Unbeirrt informierte uns der junge Mann über seine Funktion in der neu gegründeten Firma und stellte uns den geplanten Ablauf des Treffens vor. Ach nee! Bitte! Auf übertriebene Formalitäten stehen Thomas und ich ja nun gar nicht. Daher hatten wir versucht, locker ins Gespräch zu kommen und Themen aufzugreifen. Schließlich hatten wir beim letzten Mal drei klare Verabredungen für ein zweites Treffen formuliert, die wir nun durchsprechen sollten und wollten. Egal, es half alles nichts. Eine allgemeine Einleitung zu den Zielen des Unternehmens, erklärende Hintergründe und besondere Absichten mussten wir über uns ergehen lassen.

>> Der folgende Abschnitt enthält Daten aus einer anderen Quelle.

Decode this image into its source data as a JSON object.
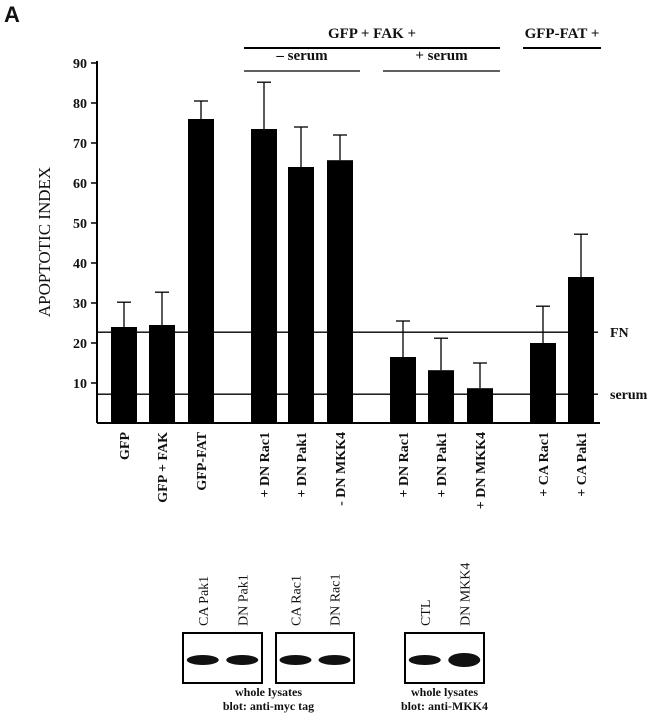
{
  "panel_label": "A",
  "chart_data": {
    "type": "bar",
    "y_label": "APOPTOTIC INDEX",
    "categories": [
      "GFP",
      "GFP + FAK",
      "GFP-FAT",
      "+ DN Rac1",
      "+ DN Pak1",
      "- DN MKK4",
      "+ DN Rac1",
      "+ DN Pak1",
      "+ DN MKK4",
      "+ CA Rac1",
      "+ CA Pak1"
    ],
    "values": [
      24,
      24.5,
      76,
      73.5,
      64,
      65.7,
      16.5,
      13.2,
      8.7,
      20,
      36.5
    ],
    "errors": [
      6.2,
      8.2,
      4.5,
      11.7,
      10,
      6.3,
      9,
      8,
      6.3,
      9.2,
      10.7
    ],
    "color": "#000000",
    "ylim": [
      0,
      90
    ],
    "yticks": [
      10,
      20,
      30,
      40,
      50,
      60,
      70,
      80,
      90
    ],
    "reference_lines": [
      {
        "label": "FN",
        "value": 22.7
      },
      {
        "label": "serum",
        "value": 7.2
      }
    ],
    "group_labels": [
      "GFP + FAK +",
      "– serum",
      "+ serum",
      "GFP-FAT +"
    ]
  },
  "blots": [
    {
      "panels": [
        [
          "CA Pak1",
          "DN Pak1"
        ],
        [
          "CA Rac1",
          "DN Rac1"
        ]
      ],
      "caption": [
        "whole lysates",
        "blot: anti-myc tag"
      ]
    },
    {
      "panels": [
        [
          "CTL",
          "DN MKK4"
        ]
      ],
      "caption": [
        "whole lysates",
        "blot: anti-MKK4"
      ]
    }
  ]
}
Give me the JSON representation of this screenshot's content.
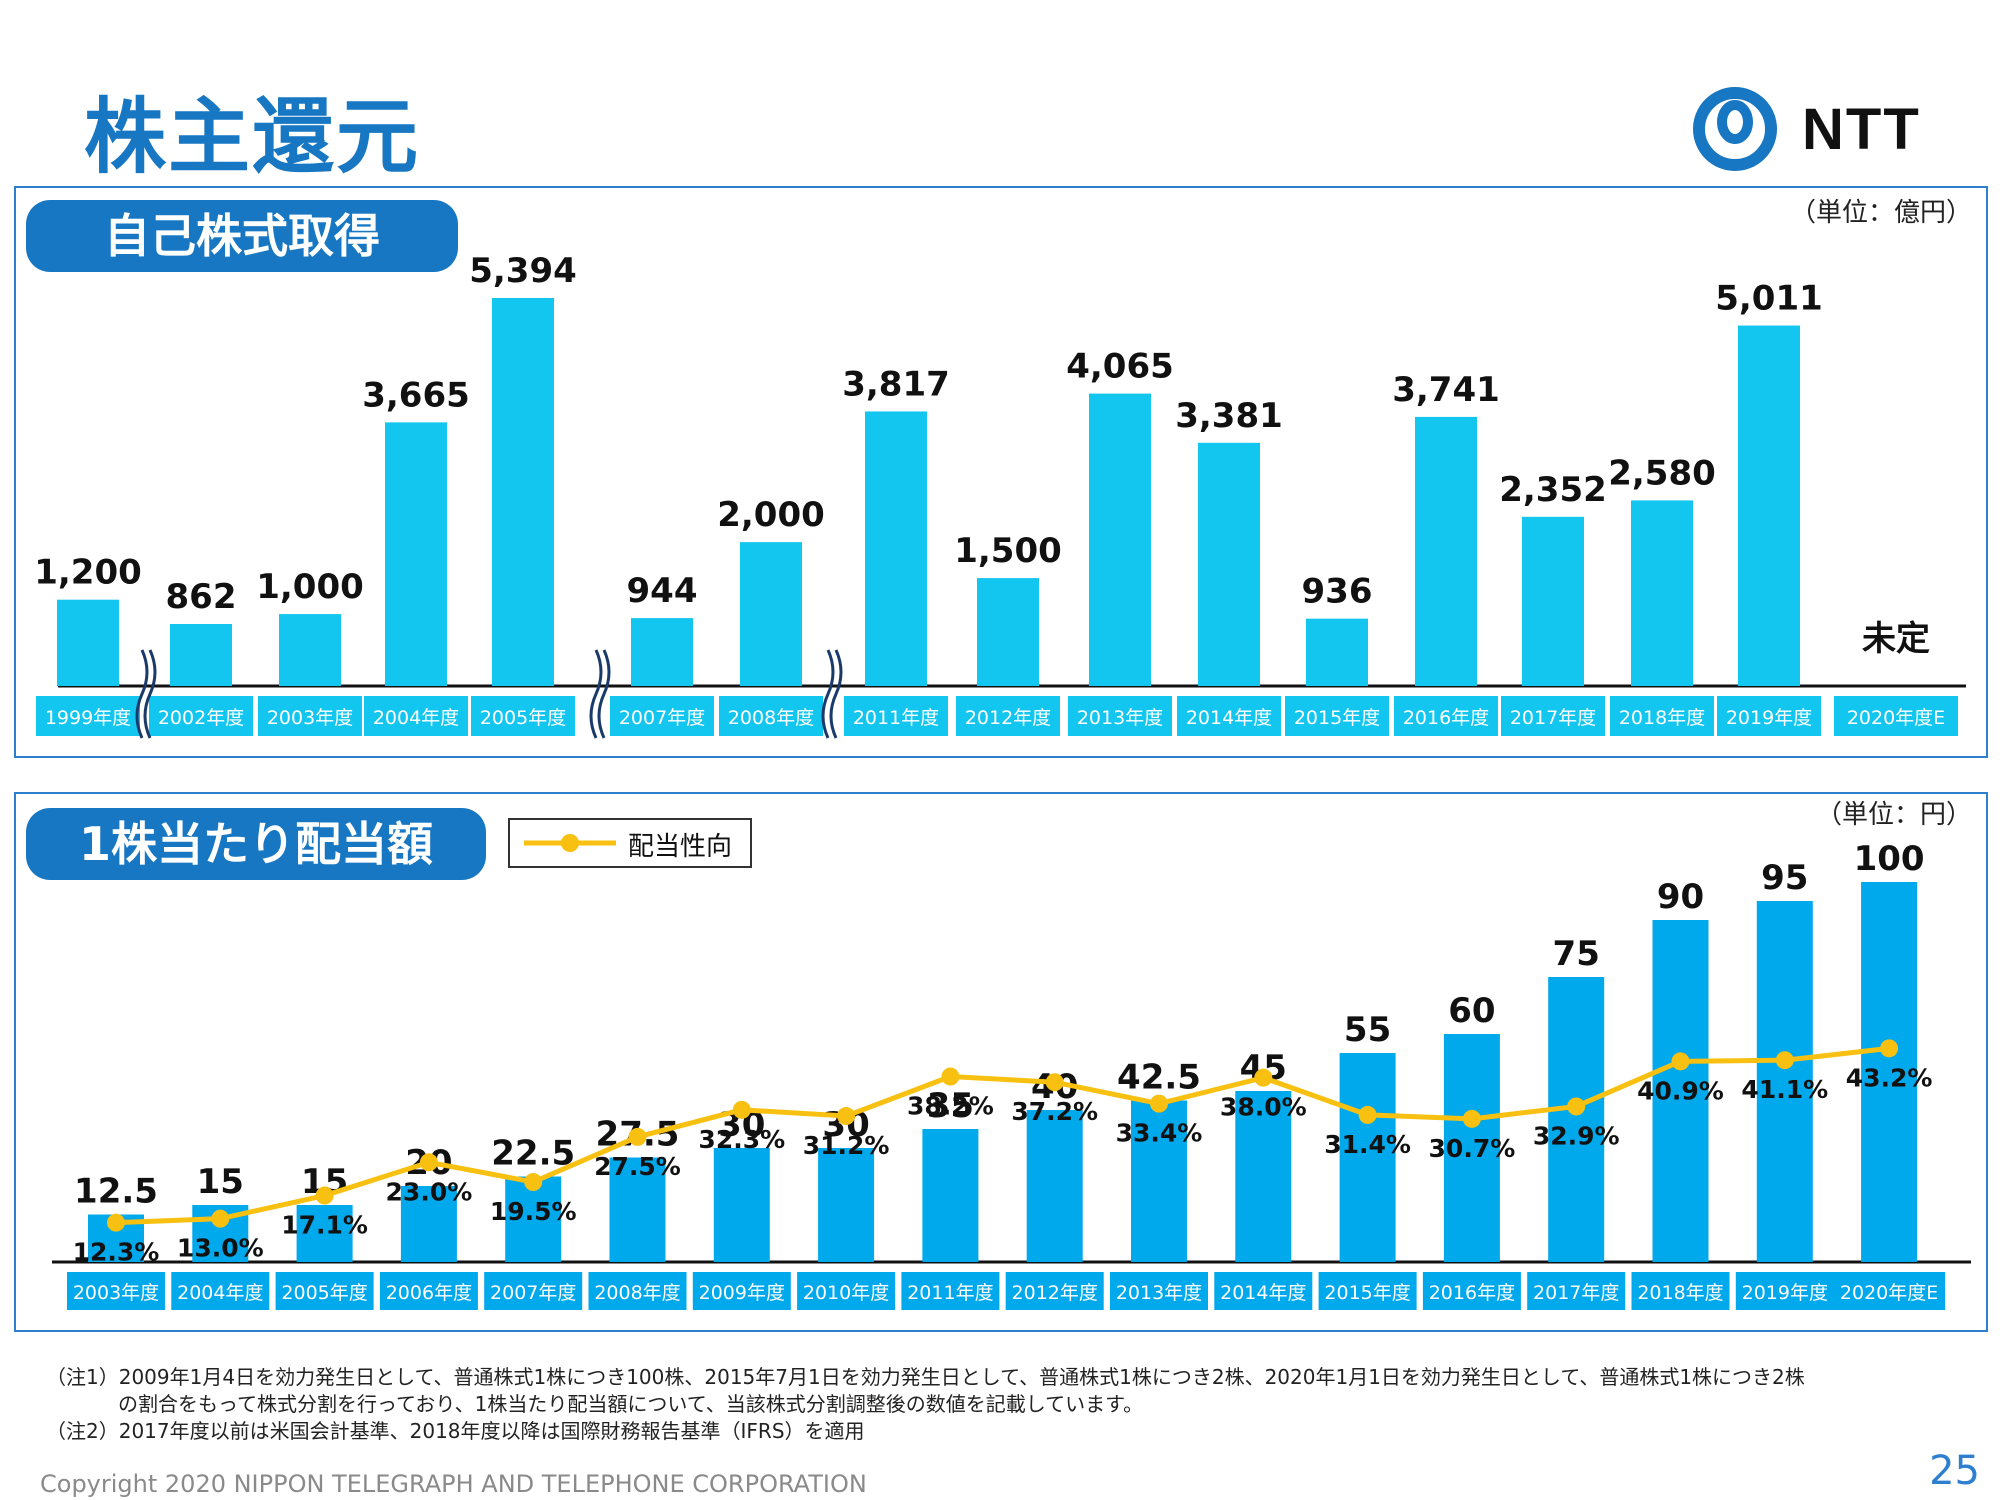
{
  "page": {
    "title": "株主還元",
    "page_number": "25",
    "copyright": "Copyright 2020 NIPPON TELEGRAPH AND TELEPHONE CORPORATION",
    "logo_text": "NTT",
    "notes": [
      "（注1）2009年1月4日を効力発生日として、普通株式1株につき100株、2015年7月1日を効力発生日として、普通株式1株につき2株、2020年1月1日を効力発生日として、普通株式1株につき2株",
      "の割合をもって株式分割を行っており、1株当たり配当額について、当該株式分割調整後の数値を記載しています。",
      "（注2）2017年度以前は米国会計基準、2018年度以降は国際財務報告基準（IFRS）を適用"
    ]
  },
  "buyback": {
    "panel_title": "自己株式取得",
    "unit": "（単位：億円）"
  },
  "dividend": {
    "panel_title": "1株当たり配当額",
    "unit": "（単位：円）",
    "legend_label": "配当性向"
  },
  "colors": {
    "brand_blue": "#1877c2",
    "buyback_bar": "#13c6ef",
    "dividend_bar": "#00a8ec",
    "payout_line": "#f8c010"
  },
  "chart_data": [
    {
      "type": "bar",
      "title": "自己株式取得",
      "unit": "（単位：億円）",
      "categories": [
        "1999年度",
        "2002年度",
        "2003年度",
        "2004年度",
        "2005年度",
        "2007年度",
        "2008年度",
        "2011年度",
        "2012年度",
        "2013年度",
        "2014年度",
        "2015年度",
        "2016年度",
        "2017年度",
        "2018年度",
        "2019年度",
        "2020年度E"
      ],
      "values": [
        1200,
        862,
        1000,
        3665,
        5394,
        944,
        2000,
        3817,
        1500,
        4065,
        3381,
        936,
        3741,
        2352,
        2580,
        5011,
        null
      ],
      "value_labels": [
        "1,200",
        "862",
        "1,000",
        "3,665",
        "5,394",
        "944",
        "2,000",
        "3,817",
        "1,500",
        "4,065",
        "3,381",
        "936",
        "3,741",
        "2,352",
        "2,580",
        "5,011",
        "未定"
      ],
      "axis_breaks_after": [
        "1999年度",
        "2005年度",
        "2008年度"
      ],
      "ylim": [
        0,
        5800
      ],
      "grid": false
    },
    {
      "type": "bar",
      "title": "1株当たり配当額",
      "unit": "（単位：円）",
      "categories": [
        "2003年度",
        "2004年度",
        "2005年度",
        "2006年度",
        "2007年度",
        "2008年度",
        "2009年度",
        "2010年度",
        "2011年度",
        "2012年度",
        "2013年度",
        "2014年度",
        "2015年度",
        "2016年度",
        "2017年度",
        "2018年度",
        "2019年度",
        "2020年度E"
      ],
      "values": [
        12.5,
        15,
        15,
        20,
        22.5,
        27.5,
        30,
        30,
        35,
        40,
        42.5,
        45,
        55,
        60,
        75,
        90,
        95,
        100
      ],
      "value_labels": [
        "12.5",
        "15",
        "15",
        "20",
        "22.5",
        "27.5",
        "30",
        "30",
        "35",
        "40",
        "42.5",
        "45",
        "55",
        "60",
        "75",
        "90",
        "95",
        "100"
      ],
      "ylim": [
        0,
        105
      ],
      "grid": false,
      "series": [
        {
          "name": "配当性向",
          "type": "line",
          "values": [
            12.3,
            13.0,
            17.1,
            23.0,
            19.5,
            27.5,
            32.3,
            31.2,
            38.2,
            37.2,
            33.4,
            38.0,
            31.4,
            30.7,
            32.9,
            40.9,
            41.1,
            43.2
          ],
          "labels": [
            "12.3%",
            "13.0%",
            "17.1%",
            "23.0%",
            "19.5%",
            "27.5%",
            "32.3%",
            "31.2%",
            "38.2%",
            "37.2%",
            "33.4%",
            "38.0%",
            "31.4%",
            "30.7%",
            "32.9%",
            "40.9%",
            "41.1%",
            "43.2%"
          ]
        }
      ]
    }
  ]
}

Danach ging es inhaltlich aber endlich zur Sache. Uns wurde mitgeteilt, dass eine überdachte Terrasse für 80.000 FRw (= 80 EUR monatlich) gleich neben dem bereits angemieteten Grundstück für begrenze Zeit zusätzlich angemietet wurde. Dort würde man die Maschinen regensicher unterstellen und täglich arbeiten können. Parallel würde mit dem Bau einer eigenen Arbeits- und Lagerstätte auf dem Grundstück begonnen werden. Letzteres kostet monatlich auch 25.000 FRw.

Zum wiederholten Male erklärten wir, dass aus unserer Sicht der Bau einer Arbeits- und Lagerstätte auf angemietetem Grund und Boden wenig sinnvoller ist, da der Besitzer ihnen jederzeit kündigen und sie dann ihr Eigentum nicht ohne Weiteres „versetzen“ könnten. Ausserdem hatten wir mehrfach betont, dass es aussichtsreicher scheint, sich auf das eigentliche Produkt zum Verkauf statt auf Investitionen in den Bau geeigneter Räumlichkeiten zu konzentrieren. Besonders in Anbetracht geringer finanzieller Mittel. Doch die Jungunternehmer wollten scheinbar nur theoretisch unsere Erfahrungen und Anregungen hören und hielten statt dessen für uns unbegründet und nicht nachvollziehbar standhaft an ihren eigenen Vorstellungen und Ideen fest.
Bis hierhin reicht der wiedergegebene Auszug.